Government Contemplates Measures to Stabilize Domestic Sugar Market

The prospect of scaling back ethanol production aligns with the government's overarching strategy to regulate domestic food prices, a crucial agenda, especially in the lead-up to the upcoming national elections.

author-image
Srajan Girdonia
New Update
ETHANOL.jpg

India, the world's largest consumer of sugar, is deliberating a potential curtailment of ethanol production sourced from sugarcane as the nation grapples with acute shortages of the sweetener. While authorities are actively exploring a proposal to limit the utilization of sugar-cane juice for biofuel in the ongoing season, no final decision has been reached, insiders with knowledge of the matter revealed, requesting anonymity due to the confidential nature of these discussions.

The prospect of scaling back ethanol production aligns with the government's overarching strategy to regulate domestic food prices, a crucial agenda, especially in the lead-up to the upcoming national elections where Prime Minister Narendra Modi seeks a third term. As part of these efforts, India has heightened restrictions on rice exports and extended limitations on overseas sugar sales.

Market Turmoil and Weather Woes

The news of potential restrictions sent shockwaves through the Indian sugar industry, triggering a substantial decline in the stocks of major companies. Balrampur Chini Mills Ltd. recorded a staggering 7.6% tumble in Mumbai, compounding a prior loss exceeding 7%. Likewise, Shree Renuka Sugars Ltd. and Bajaj Hindusthan Sugar Ltd. experienced declines of 5.5% and 7.4%, respectively. This market downturn closely followed an almost 8% plunge in New York sugar futures, marking the sharpest drop in a decade.

The grim state of affairs stems from unfavourable weather conditions adversely impacting cane crops in India. Scarce rainfall has prompted the world's second-largest sugar producer to extend constraints on sugar exports beyond the initial October 31 deadline.
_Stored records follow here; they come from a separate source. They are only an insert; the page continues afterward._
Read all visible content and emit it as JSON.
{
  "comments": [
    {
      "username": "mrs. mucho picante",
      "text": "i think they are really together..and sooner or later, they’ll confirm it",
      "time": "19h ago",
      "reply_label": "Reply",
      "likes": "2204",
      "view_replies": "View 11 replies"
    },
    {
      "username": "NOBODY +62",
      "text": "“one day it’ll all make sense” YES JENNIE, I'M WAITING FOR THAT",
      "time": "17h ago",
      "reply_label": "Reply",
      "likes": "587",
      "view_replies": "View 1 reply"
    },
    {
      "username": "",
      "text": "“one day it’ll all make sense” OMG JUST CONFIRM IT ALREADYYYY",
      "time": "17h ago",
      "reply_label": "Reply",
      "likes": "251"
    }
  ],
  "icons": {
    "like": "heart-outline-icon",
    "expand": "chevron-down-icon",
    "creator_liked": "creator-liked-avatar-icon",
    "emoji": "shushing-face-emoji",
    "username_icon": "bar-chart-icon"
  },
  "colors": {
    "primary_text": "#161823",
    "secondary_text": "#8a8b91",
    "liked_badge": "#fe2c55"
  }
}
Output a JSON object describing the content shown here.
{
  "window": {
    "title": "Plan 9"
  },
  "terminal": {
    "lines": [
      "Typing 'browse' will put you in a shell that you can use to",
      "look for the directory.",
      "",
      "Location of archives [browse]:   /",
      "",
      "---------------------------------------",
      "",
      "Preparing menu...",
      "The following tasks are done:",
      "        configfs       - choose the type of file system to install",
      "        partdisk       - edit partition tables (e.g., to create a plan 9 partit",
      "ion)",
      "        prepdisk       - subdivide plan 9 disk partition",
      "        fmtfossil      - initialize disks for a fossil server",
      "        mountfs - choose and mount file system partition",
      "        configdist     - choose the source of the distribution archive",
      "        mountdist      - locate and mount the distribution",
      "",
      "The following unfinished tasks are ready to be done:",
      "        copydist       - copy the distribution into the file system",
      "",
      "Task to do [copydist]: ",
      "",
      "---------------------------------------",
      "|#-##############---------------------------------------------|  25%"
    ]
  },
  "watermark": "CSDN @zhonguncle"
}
Experts suggest that the proposed restriction on ethanol output could act as a buffer, preventing a further decline in sugar reserves within India.
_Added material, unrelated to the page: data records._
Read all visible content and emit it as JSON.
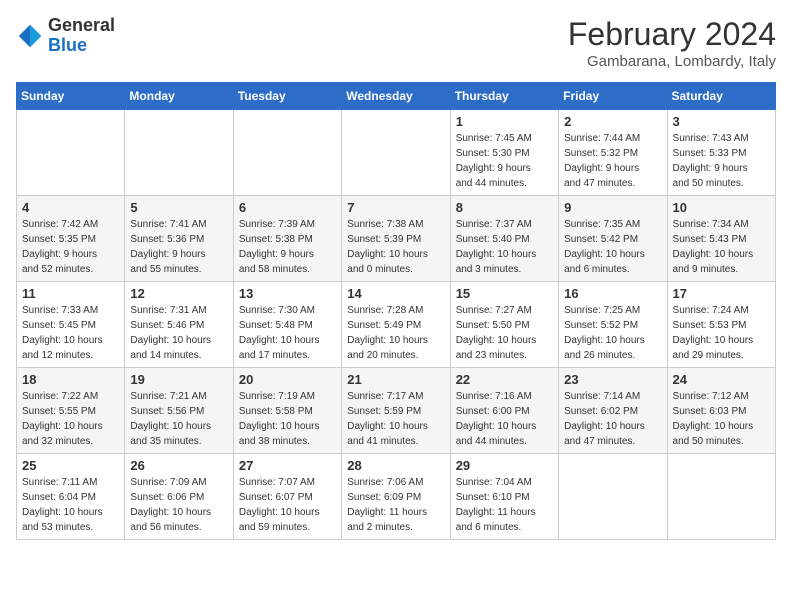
{
  "logo": {
    "text_general": "General",
    "text_blue": "Blue"
  },
  "title": {
    "main": "February 2024",
    "sub": "Gambarana, Lombardy, Italy"
  },
  "weekdays": [
    "Sunday",
    "Monday",
    "Tuesday",
    "Wednesday",
    "Thursday",
    "Friday",
    "Saturday"
  ],
  "weeks": [
    [
      {
        "day": "",
        "info": ""
      },
      {
        "day": "",
        "info": ""
      },
      {
        "day": "",
        "info": ""
      },
      {
        "day": "",
        "info": ""
      },
      {
        "day": "1",
        "info": "Sunrise: 7:45 AM\nSunset: 5:30 PM\nDaylight: 9 hours\nand 44 minutes."
      },
      {
        "day": "2",
        "info": "Sunrise: 7:44 AM\nSunset: 5:32 PM\nDaylight: 9 hours\nand 47 minutes."
      },
      {
        "day": "3",
        "info": "Sunrise: 7:43 AM\nSunset: 5:33 PM\nDaylight: 9 hours\nand 50 minutes."
      }
    ],
    [
      {
        "day": "4",
        "info": "Sunrise: 7:42 AM\nSunset: 5:35 PM\nDaylight: 9 hours\nand 52 minutes."
      },
      {
        "day": "5",
        "info": "Sunrise: 7:41 AM\nSunset: 5:36 PM\nDaylight: 9 hours\nand 55 minutes."
      },
      {
        "day": "6",
        "info": "Sunrise: 7:39 AM\nSunset: 5:38 PM\nDaylight: 9 hours\nand 58 minutes."
      },
      {
        "day": "7",
        "info": "Sunrise: 7:38 AM\nSunset: 5:39 PM\nDaylight: 10 hours\nand 0 minutes."
      },
      {
        "day": "8",
        "info": "Sunrise: 7:37 AM\nSunset: 5:40 PM\nDaylight: 10 hours\nand 3 minutes."
      },
      {
        "day": "9",
        "info": "Sunrise: 7:35 AM\nSunset: 5:42 PM\nDaylight: 10 hours\nand 6 minutes."
      },
      {
        "day": "10",
        "info": "Sunrise: 7:34 AM\nSunset: 5:43 PM\nDaylight: 10 hours\nand 9 minutes."
      }
    ],
    [
      {
        "day": "11",
        "info": "Sunrise: 7:33 AM\nSunset: 5:45 PM\nDaylight: 10 hours\nand 12 minutes."
      },
      {
        "day": "12",
        "info": "Sunrise: 7:31 AM\nSunset: 5:46 PM\nDaylight: 10 hours\nand 14 minutes."
      },
      {
        "day": "13",
        "info": "Sunrise: 7:30 AM\nSunset: 5:48 PM\nDaylight: 10 hours\nand 17 minutes."
      },
      {
        "day": "14",
        "info": "Sunrise: 7:28 AM\nSunset: 5:49 PM\nDaylight: 10 hours\nand 20 minutes."
      },
      {
        "day": "15",
        "info": "Sunrise: 7:27 AM\nSunset: 5:50 PM\nDaylight: 10 hours\nand 23 minutes."
      },
      {
        "day": "16",
        "info": "Sunrise: 7:25 AM\nSunset: 5:52 PM\nDaylight: 10 hours\nand 26 minutes."
      },
      {
        "day": "17",
        "info": "Sunrise: 7:24 AM\nSunset: 5:53 PM\nDaylight: 10 hours\nand 29 minutes."
      }
    ],
    [
      {
        "day": "18",
        "info": "Sunrise: 7:22 AM\nSunset: 5:55 PM\nDaylight: 10 hours\nand 32 minutes."
      },
      {
        "day": "19",
        "info": "Sunrise: 7:21 AM\nSunset: 5:56 PM\nDaylight: 10 hours\nand 35 minutes."
      },
      {
        "day": "20",
        "info": "Sunrise: 7:19 AM\nSunset: 5:58 PM\nDaylight: 10 hours\nand 38 minutes."
      },
      {
        "day": "21",
        "info": "Sunrise: 7:17 AM\nSunset: 5:59 PM\nDaylight: 10 hours\nand 41 minutes."
      },
      {
        "day": "22",
        "info": "Sunrise: 7:16 AM\nSunset: 6:00 PM\nDaylight: 10 hours\nand 44 minutes."
      },
      {
        "day": "23",
        "info": "Sunrise: 7:14 AM\nSunset: 6:02 PM\nDaylight: 10 hours\nand 47 minutes."
      },
      {
        "day": "24",
        "info": "Sunrise: 7:12 AM\nSunset: 6:03 PM\nDaylight: 10 hours\nand 50 minutes."
      }
    ],
    [
      {
        "day": "25",
        "info": "Sunrise: 7:11 AM\nSunset: 6:04 PM\nDaylight: 10 hours\nand 53 minutes."
      },
      {
        "day": "26",
        "info": "Sunrise: 7:09 AM\nSunset: 6:06 PM\nDaylight: 10 hours\nand 56 minutes."
      },
      {
        "day": "27",
        "info": "Sunrise: 7:07 AM\nSunset: 6:07 PM\nDaylight: 10 hours\nand 59 minutes."
      },
      {
        "day": "28",
        "info": "Sunrise: 7:06 AM\nSunset: 6:09 PM\nDaylight: 11 hours\nand 2 minutes."
      },
      {
        "day": "29",
        "info": "Sunrise: 7:04 AM\nSunset: 6:10 PM\nDaylight: 11 hours\nand 6 minutes."
      },
      {
        "day": "",
        "info": ""
      },
      {
        "day": "",
        "info": ""
      }
    ]
  ]
}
Impact on Sugar Production and Inflation Control

Preliminary estimates by the National Federation of Cooperative Sugar Factories Ltd. indicate a concerning dip in sugar production. Figures reveal a more than 10% reduction, tallying 4.32 million tons in the initial two months of the current season, commencing from October 1. Further data projections suggest a diversion of approximately 4 million tons of sugar towards ethanol production in the 2023-24 period. Consequently, net sugar production is anticipated to plummet to 29.15 million tons from the previous year's 33.1 million tons.

While this proposed measure could potentially aid in curbing food inflation, insiders caution about its limited efficacy. Notably, some ethanol has already been sold in a prior tender, necessitating its production despite potential restrictions on output.

The deliberations surrounding the curtailment of ethanol production underscore the complex balancing act India faces between addressing immediate shortages and sustaining its biofuel initiatives. As discussions continue behind closed doors, the country's sugar landscape remains under scrutiny, poised at the intersection of economic stability and agricultural sustainability.